Kampf gegen Spielhallen
Zugestellte Fluchtwege, unzulässige Glücksspielautomaten in Wettbüros, nicht vorhandene Zulassungen, paffende Spieler in den Casinos, das Vorgehen der Bezirke gegen die Spielhallen und Automaten in Lokalen ist ein Kampf gegen Windmühlen. Bernd Hoffmann, der seit 30 Jahren beim Gewerbeamt in Reinickendorf arbeitet, überprüft jeden Tag, ob die Vorschriften eingehalten werden.
Früher war es auch mal möglich Fünfe gerade sein zu lassen, heute würde dies laut Hoffmann als Schwäche angesehen werden. Wenn man den kleinen Finger hinhält sei man gleich den ganzen Arm los. Man arbeite mit allen Tricks und Kniffen. Der Spielhallen-Boom in Berlin ist nicht abgeebbt.
Der parteilose Finanzsenator Nussbaum hat deshalb vor die Vergnügungssteuer auf 15 Prozent hochzuschrauben. Die Bezirke dagegen wollen durch Kontrollen dem unkontrollierten Wachstum Herr werden. Nicht nur in den Stadtbezirken Berlin Mitte und Charlottenburg-Wilmersdorf sind eine Menge Lizenzanträge vorhanden.
Auch in Reinickendorf schnellt die Zahl der Glücksspielautomaten rapide nach oben. Der Wirtschafts- und Baustadtrat Lambert von der CDU sagte, dass man die Spielhallen nur äußerst restriktiv zulasse, denn man müsse einer Verödung von ganzen Vierteln vorbeugen.

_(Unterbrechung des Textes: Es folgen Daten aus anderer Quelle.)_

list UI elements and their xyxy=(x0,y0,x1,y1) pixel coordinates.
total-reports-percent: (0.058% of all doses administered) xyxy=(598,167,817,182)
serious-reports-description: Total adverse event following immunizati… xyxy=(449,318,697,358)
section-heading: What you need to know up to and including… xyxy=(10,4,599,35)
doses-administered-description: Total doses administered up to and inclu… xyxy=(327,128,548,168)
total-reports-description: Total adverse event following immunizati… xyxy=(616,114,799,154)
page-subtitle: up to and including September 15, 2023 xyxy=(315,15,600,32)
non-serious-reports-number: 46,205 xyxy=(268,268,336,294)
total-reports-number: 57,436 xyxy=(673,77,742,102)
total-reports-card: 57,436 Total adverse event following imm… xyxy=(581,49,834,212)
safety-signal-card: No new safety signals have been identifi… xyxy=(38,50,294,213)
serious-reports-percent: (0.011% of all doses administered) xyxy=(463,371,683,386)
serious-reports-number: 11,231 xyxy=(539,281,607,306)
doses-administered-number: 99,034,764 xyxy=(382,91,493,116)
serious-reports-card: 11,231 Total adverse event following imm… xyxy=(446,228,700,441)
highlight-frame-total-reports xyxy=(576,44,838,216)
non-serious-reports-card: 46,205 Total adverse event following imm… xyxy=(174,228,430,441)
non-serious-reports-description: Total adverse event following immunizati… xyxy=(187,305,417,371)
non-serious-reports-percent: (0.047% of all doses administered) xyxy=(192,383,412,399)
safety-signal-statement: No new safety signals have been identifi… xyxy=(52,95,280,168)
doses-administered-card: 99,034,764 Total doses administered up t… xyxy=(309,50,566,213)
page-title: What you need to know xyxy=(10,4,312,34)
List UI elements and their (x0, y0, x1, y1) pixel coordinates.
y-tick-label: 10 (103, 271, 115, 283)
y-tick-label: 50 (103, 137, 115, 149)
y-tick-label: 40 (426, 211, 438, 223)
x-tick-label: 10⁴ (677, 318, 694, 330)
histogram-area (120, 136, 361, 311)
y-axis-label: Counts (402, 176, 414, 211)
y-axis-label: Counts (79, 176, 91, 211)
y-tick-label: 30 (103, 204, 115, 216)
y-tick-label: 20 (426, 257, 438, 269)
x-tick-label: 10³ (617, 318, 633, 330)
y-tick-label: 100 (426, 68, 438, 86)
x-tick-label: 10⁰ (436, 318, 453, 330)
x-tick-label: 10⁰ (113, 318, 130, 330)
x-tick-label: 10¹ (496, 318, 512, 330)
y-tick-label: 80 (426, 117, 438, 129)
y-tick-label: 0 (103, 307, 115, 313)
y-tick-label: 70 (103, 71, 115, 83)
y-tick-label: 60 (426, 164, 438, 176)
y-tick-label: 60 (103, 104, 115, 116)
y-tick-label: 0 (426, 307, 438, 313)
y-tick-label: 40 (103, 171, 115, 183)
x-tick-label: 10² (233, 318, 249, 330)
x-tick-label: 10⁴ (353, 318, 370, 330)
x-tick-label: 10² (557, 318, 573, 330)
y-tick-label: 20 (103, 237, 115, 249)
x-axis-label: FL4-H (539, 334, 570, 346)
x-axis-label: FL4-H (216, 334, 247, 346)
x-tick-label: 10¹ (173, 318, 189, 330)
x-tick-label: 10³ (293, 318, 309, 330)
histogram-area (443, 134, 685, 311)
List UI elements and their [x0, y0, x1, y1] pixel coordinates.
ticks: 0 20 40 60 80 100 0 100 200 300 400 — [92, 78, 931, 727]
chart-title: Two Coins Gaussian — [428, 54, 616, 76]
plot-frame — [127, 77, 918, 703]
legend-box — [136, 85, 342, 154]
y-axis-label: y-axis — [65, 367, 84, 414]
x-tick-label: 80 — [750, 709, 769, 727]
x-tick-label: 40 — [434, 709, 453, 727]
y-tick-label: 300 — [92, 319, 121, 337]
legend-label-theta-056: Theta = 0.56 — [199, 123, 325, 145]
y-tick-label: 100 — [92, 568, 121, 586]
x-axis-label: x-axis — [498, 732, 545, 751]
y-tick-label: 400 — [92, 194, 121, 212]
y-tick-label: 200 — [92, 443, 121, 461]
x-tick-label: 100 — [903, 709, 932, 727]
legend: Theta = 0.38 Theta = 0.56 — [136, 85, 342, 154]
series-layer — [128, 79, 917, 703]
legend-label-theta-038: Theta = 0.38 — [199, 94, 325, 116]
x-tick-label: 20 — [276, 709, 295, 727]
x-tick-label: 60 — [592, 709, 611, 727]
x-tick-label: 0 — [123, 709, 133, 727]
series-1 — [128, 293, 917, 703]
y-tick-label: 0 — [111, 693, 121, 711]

Außerdem trage man auch eine soziale Verantwortung für die Spieler. Die Betroffenen sind nicht dieser Meinung. Dies sei hier nicht notwendig, denn man spielt hier mit kleinem Einsatz und nur als Freizeitbeschäftigung, so ein Ehepaar aus der Umgebung, dass es sich vor Automaten im Casino-Center gemütlich gemacht hat. Hier gibt es 72 Spielautomaten die fast den ganzen Tag für die Kundschaft bereitstehen.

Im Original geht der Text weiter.